"Why, you'd take us back to the horse and buggy"

THE BASIC FALLACY of this all-too-common cliche is a confusion between technology and such other aspects of human life as morality and political principles. Over the centuries, technology tends to progress: from the first wheel to the horse and buggy to the railroad and the jet plane. Looking back on this dramatic and undeniable progress, it is easy for men to make the mistake of believing that all other aspects of society are somehow bound up with, and determined by, the state of technology in each historical era. Every advance in technology, then, seemingly requires some sort of change in all other values and institutions of man. The Constitution of the United States was, undoubtedly, framed during the "horse and buggy" era. Doesn't this mean that the railroad age required some radical change in that Constitution, and that the jet age requires something else? As we look back over our history, we find that since 1776, our technology has been progressing, and that the role of government in the economy, and in all of society, has also grown rapidly. This cliche simply assumes that the growth of government must have been required by the advance of technology.

If we reflect upon this idea, the flaws and errors stand out. Why should an increase in technology require a change in the Constitution, or in our morality or values? What moral or political change does the entrance of a jet force us to adopt?

There is no necessity whatever for morality or political philosophy to change every time technology im'proves.
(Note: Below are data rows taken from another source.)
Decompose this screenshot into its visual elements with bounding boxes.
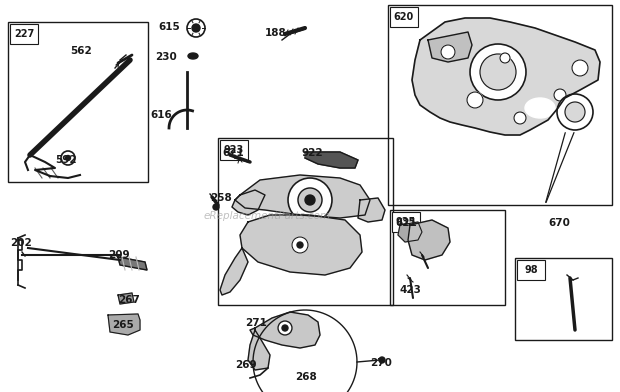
Polygon shape bbox=[220, 248, 248, 295]
Polygon shape bbox=[250, 312, 320, 348]
Polygon shape bbox=[235, 175, 370, 218]
Bar bbox=[218, 138, 393, 305]
Text: 265: 265 bbox=[112, 320, 134, 330]
Bar bbox=[10, 24, 38, 44]
Polygon shape bbox=[118, 257, 147, 270]
Circle shape bbox=[305, 195, 315, 205]
Text: 923: 923 bbox=[224, 145, 244, 155]
Text: 615: 615 bbox=[158, 22, 180, 32]
Circle shape bbox=[557, 94, 593, 130]
Circle shape bbox=[288, 178, 332, 222]
Polygon shape bbox=[358, 198, 385, 222]
Circle shape bbox=[282, 325, 288, 331]
Bar bbox=[8, 22, 148, 182]
Circle shape bbox=[66, 156, 71, 160]
Circle shape bbox=[278, 321, 292, 335]
Text: 271: 271 bbox=[245, 318, 267, 328]
Text: 620: 620 bbox=[394, 12, 414, 22]
Bar bbox=[515, 258, 612, 340]
Text: 562: 562 bbox=[70, 46, 92, 56]
Polygon shape bbox=[305, 152, 358, 168]
Circle shape bbox=[213, 204, 219, 210]
Circle shape bbox=[441, 45, 455, 59]
Circle shape bbox=[572, 60, 588, 76]
Circle shape bbox=[565, 102, 585, 122]
Text: 188: 188 bbox=[265, 28, 286, 38]
Circle shape bbox=[298, 188, 322, 212]
Text: eReplacementParts.com: eReplacementParts.com bbox=[203, 211, 330, 221]
Text: 922: 922 bbox=[302, 148, 324, 158]
Polygon shape bbox=[412, 18, 600, 135]
Circle shape bbox=[467, 92, 483, 108]
Text: 98: 98 bbox=[524, 265, 538, 275]
Polygon shape bbox=[398, 222, 422, 242]
Bar bbox=[517, 260, 545, 280]
Polygon shape bbox=[248, 330, 270, 370]
Text: 269: 269 bbox=[235, 360, 257, 370]
Bar bbox=[392, 212, 420, 232]
Polygon shape bbox=[240, 215, 362, 275]
Polygon shape bbox=[108, 314, 140, 335]
Text: 230: 230 bbox=[155, 52, 177, 62]
Text: 592: 592 bbox=[55, 155, 77, 165]
Ellipse shape bbox=[525, 98, 555, 118]
Text: 423: 423 bbox=[400, 285, 422, 295]
Circle shape bbox=[480, 54, 516, 90]
Text: 616: 616 bbox=[150, 110, 172, 120]
Polygon shape bbox=[408, 220, 450, 260]
Circle shape bbox=[554, 89, 566, 101]
Text: 621: 621 bbox=[222, 148, 244, 158]
Circle shape bbox=[192, 24, 200, 32]
Text: 202: 202 bbox=[10, 238, 32, 248]
Bar bbox=[390, 210, 505, 305]
Text: 670: 670 bbox=[548, 218, 570, 228]
Text: 258: 258 bbox=[210, 193, 232, 203]
Text: 935: 935 bbox=[396, 217, 416, 227]
Polygon shape bbox=[428, 32, 472, 62]
Circle shape bbox=[500, 53, 510, 63]
Bar bbox=[220, 140, 248, 160]
Bar bbox=[388, 5, 612, 205]
Text: 268: 268 bbox=[295, 372, 317, 382]
Bar bbox=[390, 7, 418, 27]
Polygon shape bbox=[118, 293, 134, 304]
Circle shape bbox=[514, 112, 526, 124]
Text: 267: 267 bbox=[118, 295, 140, 305]
Circle shape bbox=[292, 237, 308, 253]
Circle shape bbox=[470, 44, 526, 100]
Text: 621: 621 bbox=[395, 218, 417, 228]
Text: 209: 209 bbox=[108, 250, 130, 260]
Circle shape bbox=[297, 242, 303, 248]
Circle shape bbox=[379, 357, 385, 363]
Ellipse shape bbox=[188, 53, 198, 59]
Text: 227: 227 bbox=[14, 29, 34, 39]
Text: 270: 270 bbox=[370, 358, 392, 368]
Polygon shape bbox=[232, 190, 265, 215]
The fundamental relations of men- their need to mix their labor with resources in order to produce consumer goods, their desire for sociability, their need for private property, to mention but a few-are always the same, whatever the era of history. Jesus' teachings were not applicable just to the ox-cart age of first-century Palestine; neither were the Ten Commandments somehow "outmoded" by the invention of the pulley.

Technology may progress over the centuries, but the morality of man's actions is not thereby assured; in fact, it may easily and rapidly retrogress. It does not take centuries for men to learn to plunder and kill one another, or to reach out for coercive power over their fellows. There are always men willing to do so. Technologically, history is indeed a record of progress; but morally, it is an up-and-down and eternal struggle between morality and immorality, between liberty and coercion.

While no specific technical tool can in any way determine moral principles, the truth is the other way round: in order for even technology to advance, man needs at least a modicum of freedom-freedom to experiment, to seek the truth, to discover and develop the creative ideas of the individual. And remember, every new idea must originate in some one individual. Freedom is needed for technological advance; and when freedom is lost, technology itself decays and society sinks back, as in the Dark Ages, into virtual barbarism.

The glib cliche tries to link liberty and limited government with the horse and buggy; socialism and the welfare state, it slyly implies, are tailored to the requirements of the jet and the TV set. But on the contrary, it is socialism and state planning that are many centuries old, from the savage Oriental despotisms of the ancient empires to the totalitarian regime of the Incas. Liberty and morality had to win their way slowly over many centuries, until finally expanding liberty made possible the great technological advance of the Industrial Revolution and the flowering of modern capitalism. The reversion in this century to ever-greater statism threatens to plunge us back to the barbarism of the ancient past.

Statists always refer to themselves as "progressives," and to libertarians as "reactionaries." These labels grow out of the very cliche we have been examining here. This "technological deter-minist" argument for statism began with Karl Marx and was continued by Thorstein Veblen and their numerous followers-the real reactionaries of our time.